Наскоро обувшись и накинув плащ, он растолкал своего подопечного, мирно сопящего на соседнем топчане. Молодой мужчина, еще не успевший обзавестись настоящей бородой, резко вскочил и, не помня себя спросонья, принялся спешно одеваться, гремя кольчугой и роняя сапоги.
— Та не торопись! Всю сотню перебудишь спозаранку! Час ранний — петухи не пели, так что не спешай... — осадил новобранца десятник и убедившись, что его слова услышаны, отправился к узкой каменной лестнице.
При подъеме на первый этаж он едва не столкнулся со спускающимся караульным. Тот, увидав бодрого десятника, усмехнулся в пышные усы и подивился его самостоятельному пробуждению.
— Это вас, молодых, все на боковую тянет. А нам, старикам, спать уже некогда... — отмахнулся «старик» и, огладив едва тронутую сединой шевелюру, уселся за широкий стол.
Сквозь каменные бойницы проникал лишь тусклый свет уличных фонарей и если бы не разожженная караулом печь, то десятник не смог бы разглядеть даже поданную ему ковригу с капустной похлебкой.
Аккуратно приняв черствый хлеб с выдолбленной полостью, северянин взялся за завтрак. Капуста и свинина оказались слегка разварены, но аппетит портила не стряпня караула, а переливающийся в свете печи бердыш. Остро заточенное лезвие пробуждало неприятные воспоминания в сознании городового. Слишком часто ему приходилось сталкиваться с подобным оружием. Порой в качестве палача, порой жертвы.

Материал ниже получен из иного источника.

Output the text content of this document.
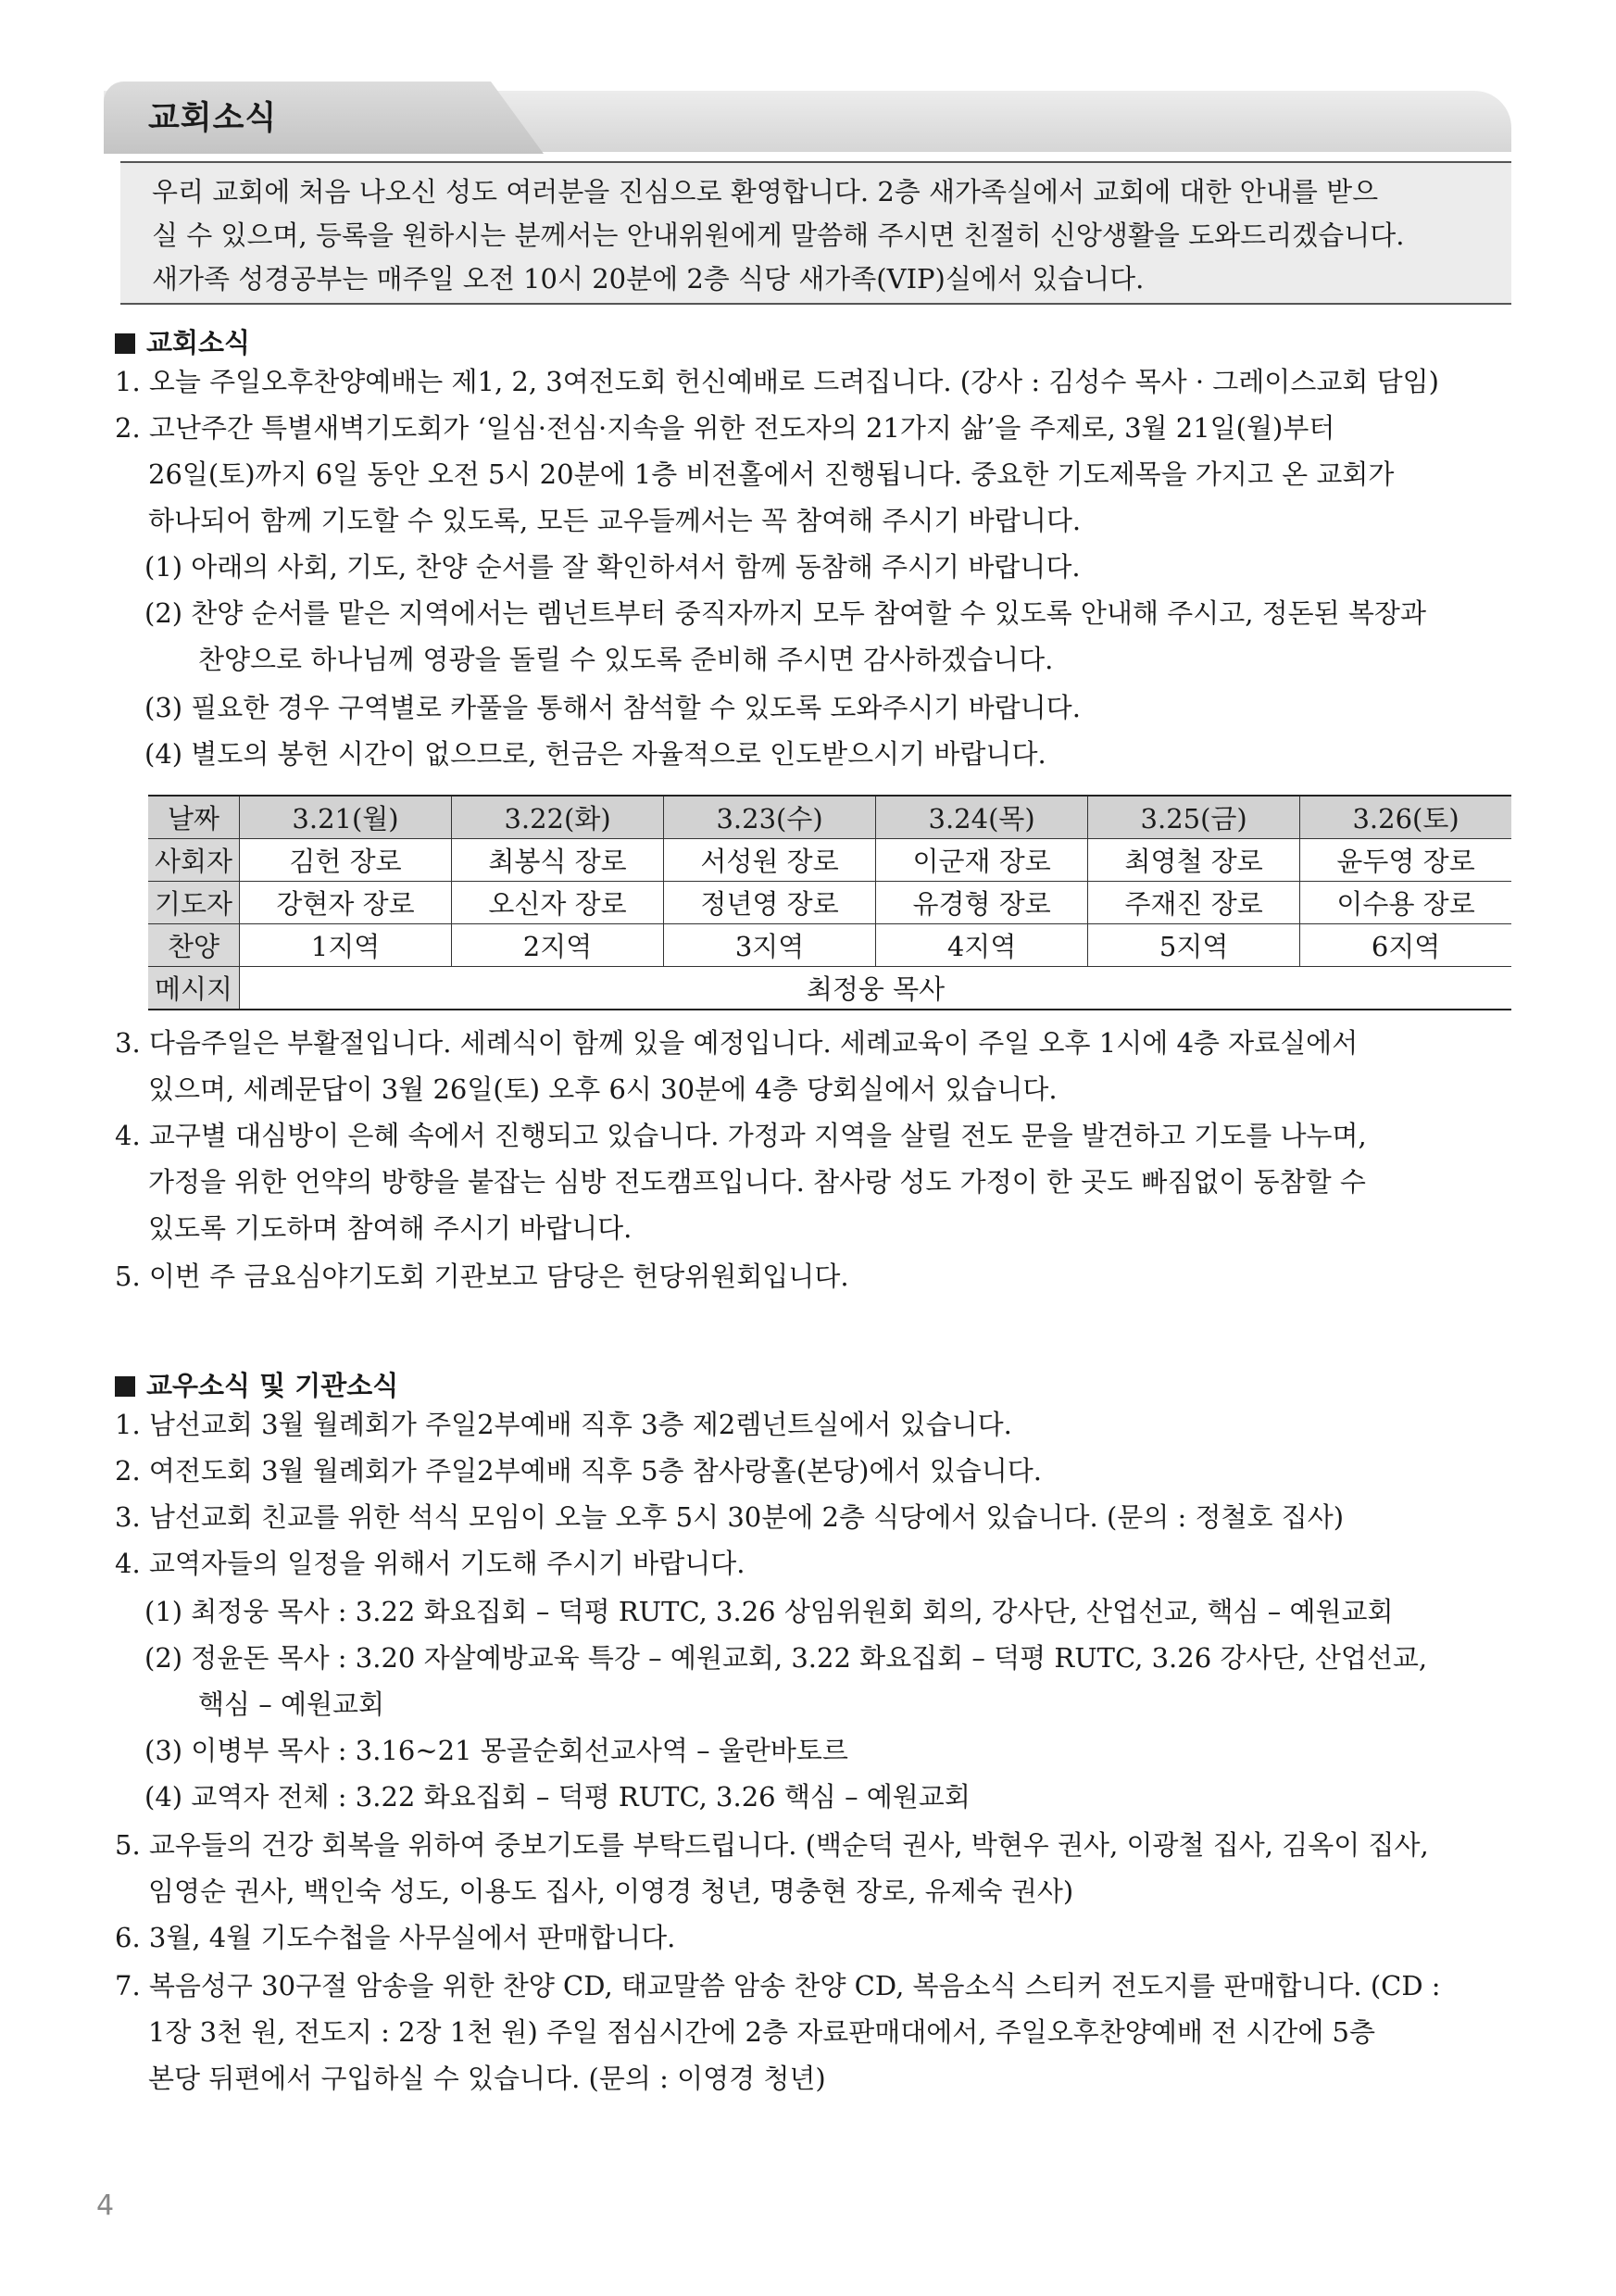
교회소식

우리 교회에 처음 나오신 성도 여러분을 진심으로 환영합니다. 2층 새가족실에서 교회에 대한 안내를 받으

실 수 있으며, 등록을 원하시는 분께서는 안내위원에게 말씀해 주시면 친절히 신앙생활을 도와드리겠습니다.

새가족 성경공부는 매주일 오전 10시 20분에 2층 식당 새가족(VIP)실에서 있습니다.

교회소식
1. 오늘 주일오후찬양예배는 제1, 2, 3여전도회 헌신예배로 드려집니다. (강사 : 김성수 목사 · 그레이스교회 담임)
2. 고난주간 특별새벽기도회가 ‘일심·전심·지속을 위한 전도자의 21가지 삶’을 주제로, 3월 21일(월)부터
26일(토)까지 6일 동안 오전 5시 20분에 1층 비전홀에서 진행됩니다. 중요한 기도제목을 가지고 온 교회가
하나되어 함께 기도할 수 있도록, 모든 교우들께서는 꼭 참여해 주시기 바랍니다.
(1) 아래의 사회, 기도, 찬양 순서를 잘 확인하셔서 함께 동참해 주시기 바랍니다.
(2) 찬양 순서를 맡은 지역에서는 렘넌트부터 중직자까지 모두 참여할 수 있도록 안내해 주시고, 정돈된 복장과
찬양으로 하나님께 영광을 돌릴 수 있도록 준비해 주시면 감사하겠습니다.
(3) 필요한 경우 구역별로 카풀을 통해서 참석할 수 있도록 도와주시기 바랍니다.
(4) 별도의 봉헌 시간이 없으므로, 헌금은 자율적으로 인도받으시기 바랍니다.
날짜	3.21(월)	3.22(화)	3.23(수)	3.24(목)	3.25(금)	3.26(토)
사회자	김헌 장로	최봉식 장로	서성원 장로	이군재 장로	최영철 장로	윤두영 장로
기도자	강현자 장로	오신자 장로	정년영 장로	유경형 장로	주재진 장로	이수용 장로
찬양	1지역	2지역	3지역	4지역	5지역	6지역
메시지	최정웅 목사					
3. 다음주일은 부활절입니다. 세례식이 함께 있을 예정입니다. 세례교육이 주일 오후 1시에 4층 자료실에서
있으며, 세례문답이 3월 26일(토) 오후 6시 30분에 4층 당회실에서 있습니다.
4. 교구별 대심방이 은혜 속에서 진행되고 있습니다. 가정과 지역을 살릴 전도 문을 발견하고 기도를 나누며,
가정을 위한 언약의 방향을 붙잡는 심방 전도캠프입니다. 참사랑 성도 가정이 한 곳도 빠짐없이 동참할 수
있도록 기도하며 참여해 주시기 바랍니다.
5. 이번 주 금요심야기도회 기관보고 담당은 헌당위원회입니다.
교우소식 및 기관소식
1. 남선교회 3월 월례회가 주일2부예배 직후 3층 제2렘넌트실에서 있습니다.
2. 여전도회 3월 월례회가 주일2부예배 직후 5층 참사랑홀(본당)에서 있습니다.
3. 남선교회 친교를 위한 석식 모임이 오늘 오후 5시 30분에 2층 식당에서 있습니다. (문의 : 정철호 집사)
4. 교역자들의 일정을 위해서 기도해 주시기 바랍니다.
(1) 최정웅 목사 : 3.22 화요집회 – 덕평 RUTC, 3.26 상임위원회 회의, 강사단, 산업선교, 핵심 – 예원교회
(2) 정윤돈 목사 : 3.20 자살예방교육 특강 – 예원교회, 3.22 화요집회 – 덕평 RUTC, 3.26 강사단, 산업선교,
핵심 – 예원교회
(3) 이병부 목사 : 3.16~21 몽골순회선교사역 – 울란바토르
(4) 교역자 전체 : 3.22 화요집회 – 덕평 RUTC, 3.26 핵심 – 예원교회
5. 교우들의 건강 회복을 위하여 중보기도를 부탁드립니다. (백순덕 권사, 박현우 권사, 이광철 집사, 김옥이 집사,
임영순 권사, 백인숙 성도, 이용도 집사, 이영경 청년, 명충현 장로, 유제숙 권사)
6. 3월, 4월 기도수첩을 사무실에서 판매합니다.
7. 복음성구 30구절 암송을 위한 찬양 CD, 태교말씀 암송 찬양 CD, 복음소식 스티커 전도지를 판매합니다. (CD :
1장 3천 원, 전도지 : 2장 1천 원) 주일 점심시간에 2층 자료판매대에서, 주일오후찬양예배 전 시간에 5층
본당 뒤편에서 구입하실 수 있습니다. (문의 : 이영경 청년)
4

Десятник не обвинял молодого напарника в излишней жестокости, проявленной вчера к молодой хрупкой девушке. Он разделял его горе и понимал жгучую жажду мести, терзающую юношеское сердце. Убитые матери, поруганные сестры, сожженные дома, и погибшие на плахе братья до сих пор будоражили северную кровь, требуя мщения. У каждого земляка старше двадцати найдутся схожие истории.
Десятник не мог похвастаться грамотой или ученостью, но это не мешало понимать, что вековые раны Бурого простора будут заживать еще не одно поколение. И покуда в памяти северян не растворятся совершенные над ними преступления — ни о каком-то примирении, и мечтать не стоит.
На юге те времена носили множество названий. Кто называл это усмирением, кто искуплением, — но кровь пахнет кровью, а рабство остается рабством, как не обзови.
В отличие от большинства городовых в Грисби, десятник помнил времена до восстания. Помнил, какой суд вершили южане над Простором, помнил как оказался в шаге от смерти, когда его голова коснулась плахи и помнил низкий, до боли в висках, гул боевого рога. Стоило ли удивляться, что чудом уцелевший и обуреваемый гневом юноша, немедленно присоединился к восстанию? Что вместо траура по загубленным сестрам и слез о сожженном доме, он предпочел месть и кровь?